AFFAIRES ECCLÉSIASTIQUES. DISPUTES MÉMORABLES.

Des trois ordres de l'État le moins nombreux est l'Église, et ce n'est que dans le royaume de France que le clergé est devenu un ordre de l'État. C'est une chose aussi vraie qu'étonnante: on l'a déjà dit1, et rien ne démontre plus le pouvoir de la coutume. Le clergé donc, reconnu pour ordre de l'État, est celui qui a toujours exigé du souverain la conduite la plus délicate et la plus ménagée. Conserver à la fois l'union avec le siége de Rome, et soutenir les libertés de l'Église gallicane, qui sont les droits de l'ancienne Église; savoir faire obéir les évêques comme sujets, sans toucher aux droits de l'épiscopat; les soumettre en beaucoup de choses à la juridiction séculière, et les laisser juges en d'autres; les faire contribuer aux besoins de l'État, et ne pas choquer leurs priviléges, tout cela demande un mélange de dextérité et de fermeté que Louis XIV eut presque toujours.

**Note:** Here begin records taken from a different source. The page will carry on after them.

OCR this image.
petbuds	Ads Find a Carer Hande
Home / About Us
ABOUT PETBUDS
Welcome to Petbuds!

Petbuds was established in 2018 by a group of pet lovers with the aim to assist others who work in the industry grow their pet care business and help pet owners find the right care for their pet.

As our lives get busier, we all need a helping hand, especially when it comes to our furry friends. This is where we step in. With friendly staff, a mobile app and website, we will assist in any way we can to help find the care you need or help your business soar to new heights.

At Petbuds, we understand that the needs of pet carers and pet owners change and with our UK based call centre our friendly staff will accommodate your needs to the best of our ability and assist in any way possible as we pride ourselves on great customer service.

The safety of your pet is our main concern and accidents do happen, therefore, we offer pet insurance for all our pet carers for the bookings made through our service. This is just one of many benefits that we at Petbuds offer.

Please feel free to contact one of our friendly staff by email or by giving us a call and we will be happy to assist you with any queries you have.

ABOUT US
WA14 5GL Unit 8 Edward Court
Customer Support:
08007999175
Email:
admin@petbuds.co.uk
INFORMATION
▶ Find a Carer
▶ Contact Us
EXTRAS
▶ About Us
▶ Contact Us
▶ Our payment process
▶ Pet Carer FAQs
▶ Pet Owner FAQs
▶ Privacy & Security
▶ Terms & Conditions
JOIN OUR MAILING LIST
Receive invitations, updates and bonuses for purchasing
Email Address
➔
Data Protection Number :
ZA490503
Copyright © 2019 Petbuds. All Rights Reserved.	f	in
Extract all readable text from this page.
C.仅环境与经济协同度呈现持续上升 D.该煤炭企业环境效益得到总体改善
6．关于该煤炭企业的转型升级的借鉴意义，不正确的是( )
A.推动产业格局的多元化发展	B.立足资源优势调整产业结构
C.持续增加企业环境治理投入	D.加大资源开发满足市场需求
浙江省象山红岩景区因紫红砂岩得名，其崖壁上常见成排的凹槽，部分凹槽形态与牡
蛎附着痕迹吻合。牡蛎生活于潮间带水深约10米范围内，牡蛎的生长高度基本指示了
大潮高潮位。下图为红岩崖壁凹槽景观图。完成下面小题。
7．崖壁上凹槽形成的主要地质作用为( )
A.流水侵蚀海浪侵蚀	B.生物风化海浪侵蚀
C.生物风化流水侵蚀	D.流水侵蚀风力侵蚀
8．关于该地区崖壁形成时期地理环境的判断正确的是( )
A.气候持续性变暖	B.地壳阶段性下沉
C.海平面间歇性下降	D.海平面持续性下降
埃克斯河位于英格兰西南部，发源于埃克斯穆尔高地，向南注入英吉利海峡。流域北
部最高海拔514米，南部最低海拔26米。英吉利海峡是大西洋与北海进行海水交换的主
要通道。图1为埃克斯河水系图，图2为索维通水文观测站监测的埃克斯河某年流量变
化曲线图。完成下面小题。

Le clergé en France fut remis peu à peu dans un ordre et dans une décence dont les guerres civiles et la licence des temps l'avaient écarté. Le roi ne souffrit plus enfin ni que les séculiers possédassent des bénéfices sous le nom de confidentiaires, ni que ceux qui n'étaient pas prêtres eussent des évêchés, comme le cardinal Mazarin qui avait possédé l'évêché de Metz n'étant pas même sous-diacre, et le duc de Verneuil qui en avait aussi joui étant séculier.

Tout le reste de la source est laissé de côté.